The new Gender Persecution Observatory is a web-based research hub providing real-time information about gender persecution in conflict. The Observatory, chaired by CUNY Law Professor Lisa Davis, launches with detailed case data of violence against women, girls, and LGBTQIA+ people of all genders in wars in Afghanistan, Ukraine, Colombia, and Iraq. It also contains detailed conflict analyses on gender persecution in wars spanning more than a dozen countries as far back as World War II. In the future, it will be continually expanded by legal experts and frontline groups.
The Gender Persecution Observatory launches at a turning point for how the world treats gender-based violence in conflict. The crime of “gender persecution” was codified as a crime against humanity a quarter century ago, but it is only this year that the International Criminal Court (ICC) issued its first verdict in a gender persecution case.
In 2022, the ICC prosecutor’s office issued a sweeping “Policy on the Crime of Gender Persecution,” and it is now working on developing Principles on the Crime of Gender Persecution to guide governments, human rights bodies, judicial actors, and humanitarian rights groups to help prevent this crime against humanity and respond appropriately when it does occur.

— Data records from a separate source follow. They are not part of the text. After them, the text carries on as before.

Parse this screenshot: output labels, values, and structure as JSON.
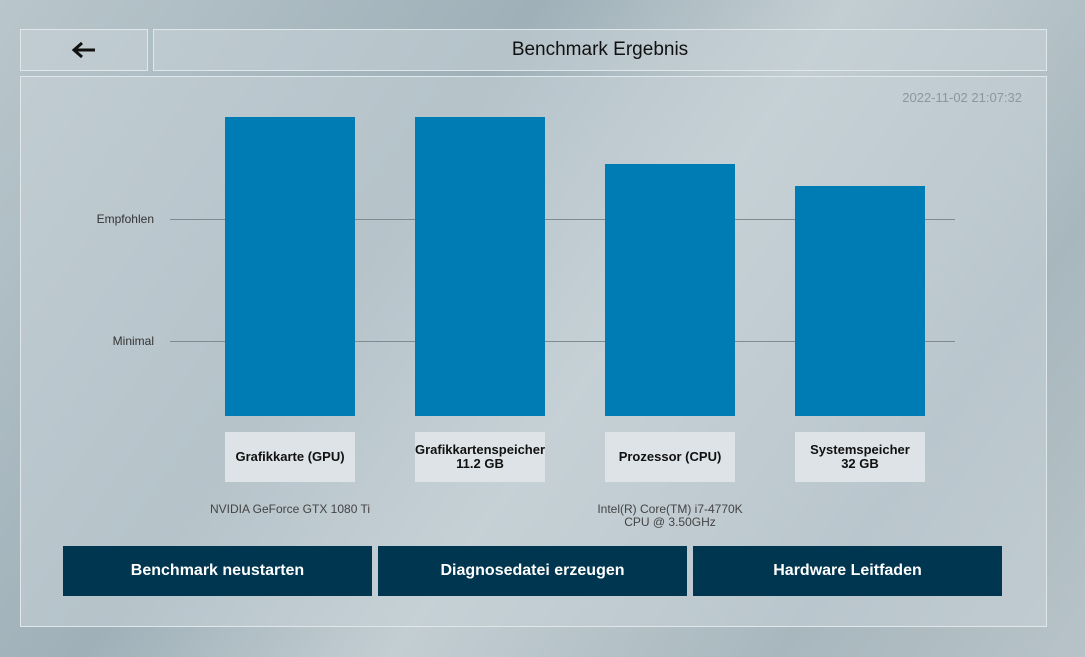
{
  "header": {
    "back_icon": "arrow-left-icon",
    "title": "Benchmark Ergebnis"
  },
  "timestamp": "2022-11-02 21:07:32",
  "chart_data": {
    "type": "bar",
    "categories": [
      "Grafikkarte (GPU)",
      "Grafikkartenspeicher",
      "Prozessor (CPU)",
      "Systemspeicher"
    ],
    "category_values": [
      "",
      "11.2 GB",
      "",
      "32 GB"
    ],
    "hardware": [
      "NVIDIA GeForce GTX 1080 Ti",
      "",
      "Intel(R) Core(TM) i7-4770K CPU @ 3.50GHz",
      ""
    ],
    "values": [
      152,
      152,
      128,
      117
    ],
    "reference_lines": [
      {
        "label": "Empfohlen",
        "value": 100
      },
      {
        "label": "Minimal",
        "value": 38
      }
    ],
    "ylim": [
      0,
      152
    ],
    "color": "#007cb5"
  },
  "buttons": [
    {
      "label": "Benchmark neustarten"
    },
    {
      "label": "Diagnosedatei erzeugen"
    },
    {
      "label": "Hardware Leitfaden"
    }
  ]
}
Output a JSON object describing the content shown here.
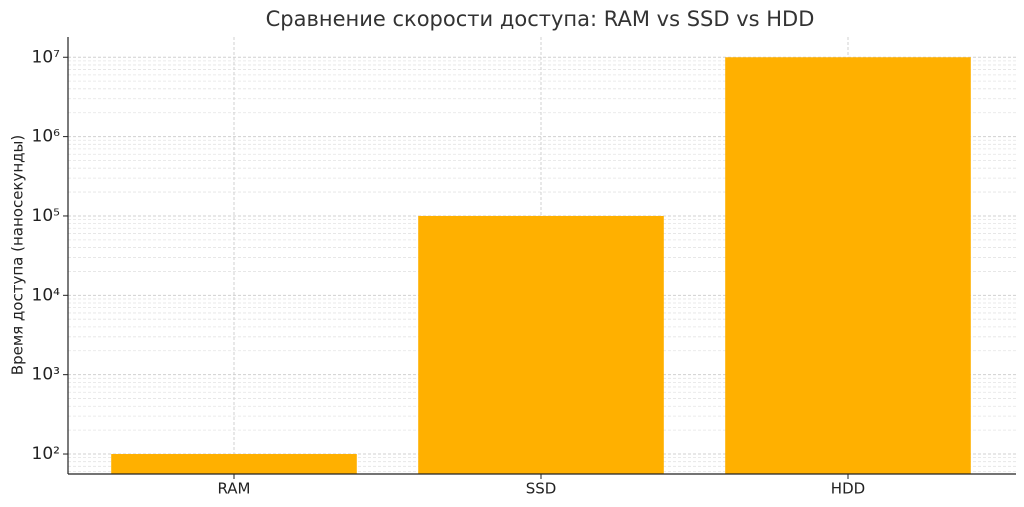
{
  "chart_data": {
    "type": "bar",
    "title": "Сравнение скорости доступа: RAM vs SSD vs HDD",
    "y_label": "Время доступа (наносекунды)",
    "categories": [
      "RAM",
      "SSD",
      "HDD"
    ],
    "values": [
      100,
      100000,
      10000000
    ],
    "color": "#ffb000",
    "y_scale": "log",
    "ylim": [
      56,
      18000000
    ],
    "yticks": [
      {
        "value": 100,
        "label": "10²"
      },
      {
        "value": 1000,
        "label": "10³"
      },
      {
        "value": 10000,
        "label": "10⁴"
      },
      {
        "value": 100000,
        "label": "10⁵"
      },
      {
        "value": 1000000,
        "label": "10⁶"
      },
      {
        "value": 10000000,
        "label": "10⁷"
      }
    ],
    "grid": true,
    "minor_grid": true
  }
}
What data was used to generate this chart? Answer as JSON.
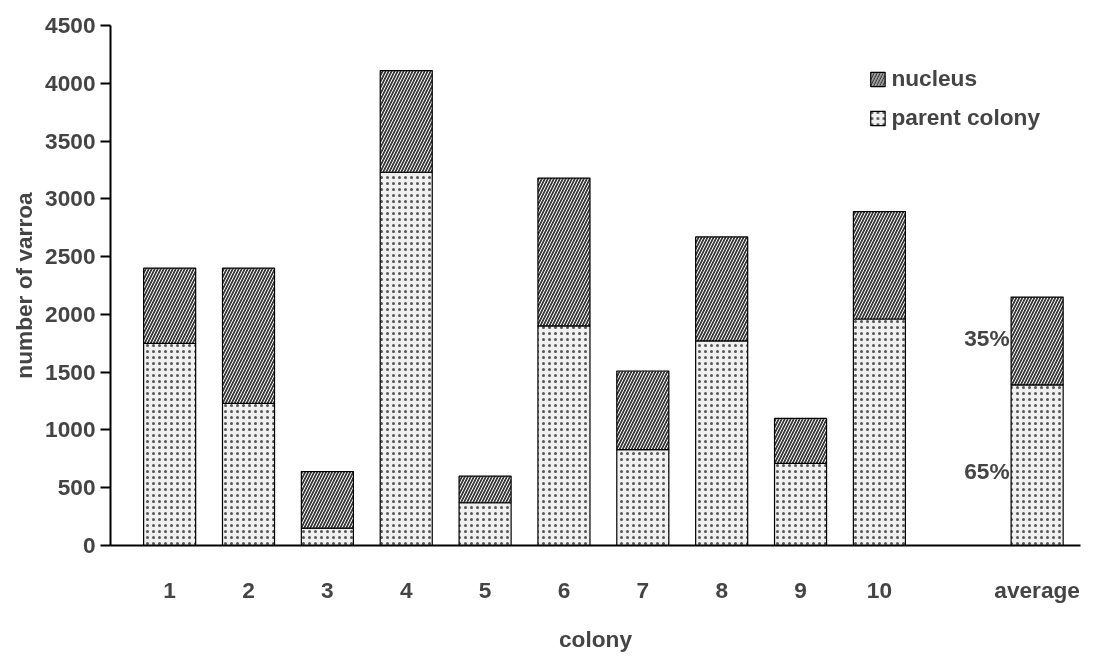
{
  "chart_data": {
    "type": "bar",
    "stacked": true,
    "xlabel": "colony",
    "ylabel": "number of varroa",
    "categories": [
      "1",
      "2",
      "3",
      "4",
      "5",
      "6",
      "7",
      "8",
      "9",
      "10",
      null,
      "average"
    ],
    "series": [
      {
        "name": "parent colony",
        "color": "#f0f0f0",
        "values": [
          1750,
          1230,
          150,
          3230,
          370,
          1900,
          830,
          1770,
          710,
          1960,
          null,
          1390
        ]
      },
      {
        "name": "nucleus",
        "color": "#3a3a3a",
        "values": [
          650,
          1170,
          490,
          880,
          230,
          1280,
          680,
          900,
          390,
          930,
          null,
          760
        ]
      }
    ],
    "ylim": [
      0,
      4500
    ],
    "yticks": [
      0,
      500,
      1000,
      1500,
      2000,
      2500,
      3000,
      3500,
      4000,
      4500
    ],
    "annotations": [
      "35%",
      "65%"
    ],
    "grid": false,
    "legend": "top right"
  }
}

Major gender persecution cases could soon emerge from countries where the ICC has open investigations, especially Afghanistan. Recent rulings from Colombia’s transitional justice mechanism, the Special Jurisdiction for the Peace, are also establishing new benchmarks for addressing gender-based violence in conflict.
The Gender Persecution Observatory can be accessed here. The launch of the Gender Persecution Observatory marks a pivotal moment in the global effort to combat gender-based violence in conflict zones, providing an essential tool for accountability and justice that has the potential to transform how these crimes are documented, prosecuted, and ultimately prevented.
In 2021, MADRE began its work as organizer of civil society engagement in the development of the International Criminal Court’s (ICC) Policy of the Crime of Gender Persecution.
In December of 2022, the ICC published the Policy Paper in a grounding breaking moment for gender justice. While gender persecution, as a crime against humanity, was included in the Rome Statute, its perpetrators went with impunity because of a lack of understanding of the gender discrimination and unequal treatment at the root of these crimes.
This Policy Paper strengthens recognition of gender persecution in investigations and legal proceedings, reaffirms the understanding of gender in international criminal law, and provides clarity on a topic overlooked for too long.
This moment reaffirms – once and for all – that targeting women and LGBTQIA+ persons in peacetime and conflict can amount to a crime against humanity, and that survivors of these crimes cannot be silenced.